Something that makes the development of a revolutionary
situation more likely that otherwise might have
been. On the other hand the great presence of
multinationals makes it less likely that the workers of
Argentina  will try to start on that road on their own.
In this repsect the election of Lula in Brazil is very
unfortunate. It will for a while make the spread of
collective working class creativty less likely. In¨similar
ways, the for and against Chavez spectcale in
Venezulea, blocks the developement of autonmous
working class counter-power there.

Just some fragmented thoughts

Harald



> Hi Nate, sorry I didn't see this e mail or I would
> have replied to it in my last post.

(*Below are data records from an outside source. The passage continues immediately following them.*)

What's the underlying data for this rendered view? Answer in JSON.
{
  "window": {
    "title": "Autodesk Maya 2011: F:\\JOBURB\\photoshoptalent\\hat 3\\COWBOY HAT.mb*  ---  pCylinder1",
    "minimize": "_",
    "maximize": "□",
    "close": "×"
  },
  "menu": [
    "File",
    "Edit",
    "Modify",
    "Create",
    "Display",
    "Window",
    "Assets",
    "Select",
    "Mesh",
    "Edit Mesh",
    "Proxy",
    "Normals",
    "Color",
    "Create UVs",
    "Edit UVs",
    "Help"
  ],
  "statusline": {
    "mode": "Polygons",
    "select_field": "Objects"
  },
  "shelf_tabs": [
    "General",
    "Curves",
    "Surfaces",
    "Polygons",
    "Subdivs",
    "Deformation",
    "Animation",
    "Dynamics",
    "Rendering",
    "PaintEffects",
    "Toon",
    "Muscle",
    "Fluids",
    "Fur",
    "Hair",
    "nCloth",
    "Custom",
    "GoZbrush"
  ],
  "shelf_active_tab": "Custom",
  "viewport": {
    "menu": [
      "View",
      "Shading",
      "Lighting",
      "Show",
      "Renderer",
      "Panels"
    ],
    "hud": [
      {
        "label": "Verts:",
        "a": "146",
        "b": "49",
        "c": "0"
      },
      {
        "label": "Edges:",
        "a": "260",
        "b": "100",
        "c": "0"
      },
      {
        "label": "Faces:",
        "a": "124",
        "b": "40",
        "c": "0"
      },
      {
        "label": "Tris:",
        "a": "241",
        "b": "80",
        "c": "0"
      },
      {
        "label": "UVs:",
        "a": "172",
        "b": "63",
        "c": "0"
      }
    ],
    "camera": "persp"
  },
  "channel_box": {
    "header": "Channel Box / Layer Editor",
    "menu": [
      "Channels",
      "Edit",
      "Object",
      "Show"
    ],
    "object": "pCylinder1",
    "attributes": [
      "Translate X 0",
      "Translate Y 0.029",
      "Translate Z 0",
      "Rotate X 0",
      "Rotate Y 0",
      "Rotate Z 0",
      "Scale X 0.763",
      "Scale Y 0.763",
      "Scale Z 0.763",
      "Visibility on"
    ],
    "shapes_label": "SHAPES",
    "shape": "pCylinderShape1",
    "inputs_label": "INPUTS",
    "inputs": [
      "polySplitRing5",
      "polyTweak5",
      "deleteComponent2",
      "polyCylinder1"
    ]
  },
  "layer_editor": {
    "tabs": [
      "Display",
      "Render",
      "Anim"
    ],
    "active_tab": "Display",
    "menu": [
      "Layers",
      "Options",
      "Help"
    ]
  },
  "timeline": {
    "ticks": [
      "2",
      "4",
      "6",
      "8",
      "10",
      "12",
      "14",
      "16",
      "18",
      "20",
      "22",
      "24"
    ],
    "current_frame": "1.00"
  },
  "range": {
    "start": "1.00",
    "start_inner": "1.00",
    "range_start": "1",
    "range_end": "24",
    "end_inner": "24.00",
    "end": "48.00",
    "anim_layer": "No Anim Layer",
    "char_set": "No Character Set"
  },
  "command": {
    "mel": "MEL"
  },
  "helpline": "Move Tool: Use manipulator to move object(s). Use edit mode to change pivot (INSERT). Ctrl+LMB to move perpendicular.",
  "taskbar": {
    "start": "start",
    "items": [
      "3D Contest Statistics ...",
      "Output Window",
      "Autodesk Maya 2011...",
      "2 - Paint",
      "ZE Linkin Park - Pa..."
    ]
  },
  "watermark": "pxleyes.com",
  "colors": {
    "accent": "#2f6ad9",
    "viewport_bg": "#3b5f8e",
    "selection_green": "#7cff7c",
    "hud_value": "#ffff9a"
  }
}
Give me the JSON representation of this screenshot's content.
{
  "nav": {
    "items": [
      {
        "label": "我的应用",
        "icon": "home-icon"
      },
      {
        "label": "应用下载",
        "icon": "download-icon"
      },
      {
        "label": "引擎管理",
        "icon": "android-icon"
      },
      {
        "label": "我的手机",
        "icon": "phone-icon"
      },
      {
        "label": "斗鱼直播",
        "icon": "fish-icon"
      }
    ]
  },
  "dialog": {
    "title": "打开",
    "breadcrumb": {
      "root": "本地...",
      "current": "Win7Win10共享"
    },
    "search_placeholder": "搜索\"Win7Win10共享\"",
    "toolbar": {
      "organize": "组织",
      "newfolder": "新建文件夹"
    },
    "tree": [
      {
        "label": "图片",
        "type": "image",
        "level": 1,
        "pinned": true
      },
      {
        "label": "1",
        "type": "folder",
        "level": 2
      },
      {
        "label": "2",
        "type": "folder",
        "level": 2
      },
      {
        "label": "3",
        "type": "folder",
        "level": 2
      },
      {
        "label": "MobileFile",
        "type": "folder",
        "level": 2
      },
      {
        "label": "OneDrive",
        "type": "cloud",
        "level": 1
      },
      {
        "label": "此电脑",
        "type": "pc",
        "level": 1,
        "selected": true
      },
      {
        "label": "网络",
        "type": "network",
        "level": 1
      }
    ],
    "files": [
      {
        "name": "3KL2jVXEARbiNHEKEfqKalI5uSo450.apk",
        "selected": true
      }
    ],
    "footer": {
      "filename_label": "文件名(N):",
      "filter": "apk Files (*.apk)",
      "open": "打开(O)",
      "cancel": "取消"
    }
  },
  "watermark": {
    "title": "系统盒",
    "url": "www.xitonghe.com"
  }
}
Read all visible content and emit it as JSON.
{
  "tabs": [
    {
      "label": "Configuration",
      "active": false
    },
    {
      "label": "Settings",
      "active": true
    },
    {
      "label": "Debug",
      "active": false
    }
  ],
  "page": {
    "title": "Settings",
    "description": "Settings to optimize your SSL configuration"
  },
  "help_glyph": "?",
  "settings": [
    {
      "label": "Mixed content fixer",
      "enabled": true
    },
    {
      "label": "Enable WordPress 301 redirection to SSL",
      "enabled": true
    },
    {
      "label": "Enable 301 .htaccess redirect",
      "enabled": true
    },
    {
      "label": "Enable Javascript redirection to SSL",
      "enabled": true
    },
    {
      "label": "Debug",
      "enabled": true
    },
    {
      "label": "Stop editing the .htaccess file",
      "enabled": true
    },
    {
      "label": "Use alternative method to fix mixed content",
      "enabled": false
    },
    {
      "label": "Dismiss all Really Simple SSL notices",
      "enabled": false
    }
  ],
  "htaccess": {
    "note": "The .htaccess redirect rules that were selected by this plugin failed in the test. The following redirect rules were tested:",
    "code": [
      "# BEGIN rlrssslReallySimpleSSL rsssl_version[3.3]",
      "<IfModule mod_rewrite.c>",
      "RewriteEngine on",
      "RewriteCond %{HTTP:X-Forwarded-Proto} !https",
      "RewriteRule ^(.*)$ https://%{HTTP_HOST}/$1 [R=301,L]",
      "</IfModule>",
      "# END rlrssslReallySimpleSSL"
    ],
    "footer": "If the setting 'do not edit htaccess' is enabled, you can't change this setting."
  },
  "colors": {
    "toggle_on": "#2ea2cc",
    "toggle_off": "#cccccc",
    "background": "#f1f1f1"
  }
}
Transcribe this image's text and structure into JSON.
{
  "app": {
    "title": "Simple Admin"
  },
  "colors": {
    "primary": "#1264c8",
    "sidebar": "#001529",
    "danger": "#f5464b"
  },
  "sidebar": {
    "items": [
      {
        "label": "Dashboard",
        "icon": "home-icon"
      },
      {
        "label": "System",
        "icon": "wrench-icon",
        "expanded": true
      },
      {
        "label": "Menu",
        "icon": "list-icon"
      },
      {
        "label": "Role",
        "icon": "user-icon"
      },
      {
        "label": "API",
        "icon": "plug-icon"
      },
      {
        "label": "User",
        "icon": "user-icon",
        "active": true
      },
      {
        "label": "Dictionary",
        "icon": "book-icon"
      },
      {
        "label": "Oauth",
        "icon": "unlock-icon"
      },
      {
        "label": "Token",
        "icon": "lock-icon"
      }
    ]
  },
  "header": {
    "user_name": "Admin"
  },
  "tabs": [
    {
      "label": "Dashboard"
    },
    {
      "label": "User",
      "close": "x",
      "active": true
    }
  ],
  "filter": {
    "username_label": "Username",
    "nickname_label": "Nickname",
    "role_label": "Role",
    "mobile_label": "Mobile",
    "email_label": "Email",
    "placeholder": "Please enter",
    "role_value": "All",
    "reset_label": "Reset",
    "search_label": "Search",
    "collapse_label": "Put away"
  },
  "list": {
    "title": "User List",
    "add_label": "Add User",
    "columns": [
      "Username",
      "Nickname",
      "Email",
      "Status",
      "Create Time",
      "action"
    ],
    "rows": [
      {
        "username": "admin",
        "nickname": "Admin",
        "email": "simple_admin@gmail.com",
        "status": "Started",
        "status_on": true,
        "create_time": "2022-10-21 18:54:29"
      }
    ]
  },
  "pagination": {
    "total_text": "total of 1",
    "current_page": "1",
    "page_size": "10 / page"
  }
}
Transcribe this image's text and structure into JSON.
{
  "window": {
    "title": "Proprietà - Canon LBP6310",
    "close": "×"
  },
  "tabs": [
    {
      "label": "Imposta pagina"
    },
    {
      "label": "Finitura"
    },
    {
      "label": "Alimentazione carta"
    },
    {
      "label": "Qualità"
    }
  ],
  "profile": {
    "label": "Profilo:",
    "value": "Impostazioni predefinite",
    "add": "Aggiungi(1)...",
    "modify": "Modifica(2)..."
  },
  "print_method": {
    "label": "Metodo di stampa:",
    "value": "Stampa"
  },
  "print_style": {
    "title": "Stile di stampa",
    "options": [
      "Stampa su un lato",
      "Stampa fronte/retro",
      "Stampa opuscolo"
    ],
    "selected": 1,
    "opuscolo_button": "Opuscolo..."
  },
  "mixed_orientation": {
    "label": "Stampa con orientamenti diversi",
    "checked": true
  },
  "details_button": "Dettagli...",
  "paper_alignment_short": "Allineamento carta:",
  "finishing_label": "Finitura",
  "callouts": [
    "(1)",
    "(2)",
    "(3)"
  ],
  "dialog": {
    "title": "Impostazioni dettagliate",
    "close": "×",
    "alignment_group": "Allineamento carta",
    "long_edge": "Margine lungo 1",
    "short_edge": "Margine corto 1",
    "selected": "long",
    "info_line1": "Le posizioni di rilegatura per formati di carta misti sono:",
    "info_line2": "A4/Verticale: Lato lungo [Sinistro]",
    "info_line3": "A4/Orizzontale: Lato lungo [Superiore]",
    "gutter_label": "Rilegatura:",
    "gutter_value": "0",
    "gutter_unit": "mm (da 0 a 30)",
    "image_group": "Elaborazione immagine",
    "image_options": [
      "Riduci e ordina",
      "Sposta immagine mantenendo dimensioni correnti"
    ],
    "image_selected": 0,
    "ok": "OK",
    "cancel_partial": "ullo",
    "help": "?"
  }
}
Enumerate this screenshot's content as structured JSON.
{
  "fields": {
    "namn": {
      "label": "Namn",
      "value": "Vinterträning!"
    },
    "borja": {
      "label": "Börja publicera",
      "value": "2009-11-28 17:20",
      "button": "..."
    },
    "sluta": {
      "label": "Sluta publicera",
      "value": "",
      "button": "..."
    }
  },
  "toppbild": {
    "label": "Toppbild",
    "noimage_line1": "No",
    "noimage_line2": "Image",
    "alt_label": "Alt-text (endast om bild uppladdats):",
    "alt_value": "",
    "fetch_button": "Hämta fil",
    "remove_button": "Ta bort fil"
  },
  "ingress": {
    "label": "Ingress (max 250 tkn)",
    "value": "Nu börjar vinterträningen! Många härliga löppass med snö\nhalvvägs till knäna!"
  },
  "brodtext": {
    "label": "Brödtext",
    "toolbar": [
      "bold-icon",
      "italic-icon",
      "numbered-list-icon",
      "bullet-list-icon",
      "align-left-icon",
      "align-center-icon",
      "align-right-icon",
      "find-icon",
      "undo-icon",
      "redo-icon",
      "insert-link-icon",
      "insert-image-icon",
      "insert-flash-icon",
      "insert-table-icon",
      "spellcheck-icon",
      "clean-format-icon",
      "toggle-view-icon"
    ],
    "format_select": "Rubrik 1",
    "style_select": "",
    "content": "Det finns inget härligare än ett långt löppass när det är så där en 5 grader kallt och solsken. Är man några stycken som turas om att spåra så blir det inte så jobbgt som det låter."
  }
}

You asked:
>
> > Can you name any examples of 'situations of dual
> > power' which have ended in
> > workers' revolution that fits your criteria?
>
> I would offer Russia in 1917 and parts of Spain during
> the Civil War as examples of the resolution of a
> situation of dual power in workers' favour. I believe
> that there are other examples too, but I am less
> familiar with them.
>
> I believe that in the longer term the Bolsheviks acted
> to stifle workers' power,  but I don't think that
> anyone on this list would deny that a) the smashing of
> the Kerensky government b) the smashing of the
> Constituent Assembly and c) the destruction of the
> capitalist class were necessary and important
> achievements. Kerensky's government was clearly a
> bourgeois democratic one, and the Constituent Assembly
> was not qualitatively different, because a CA is the
> most radical form of cross-class bourgeois democracy
> rather than a workers' institution. By destroying
> these instituions the Bolsheviks and their supporters
> destroyed the situation of dual power - between
> Kerensky/the CA and the Soviets - which had developed
> after the February revolution. Of course, one of the
> great debates in Argentina at the moment is over
> whether or not to call for the election of a CA.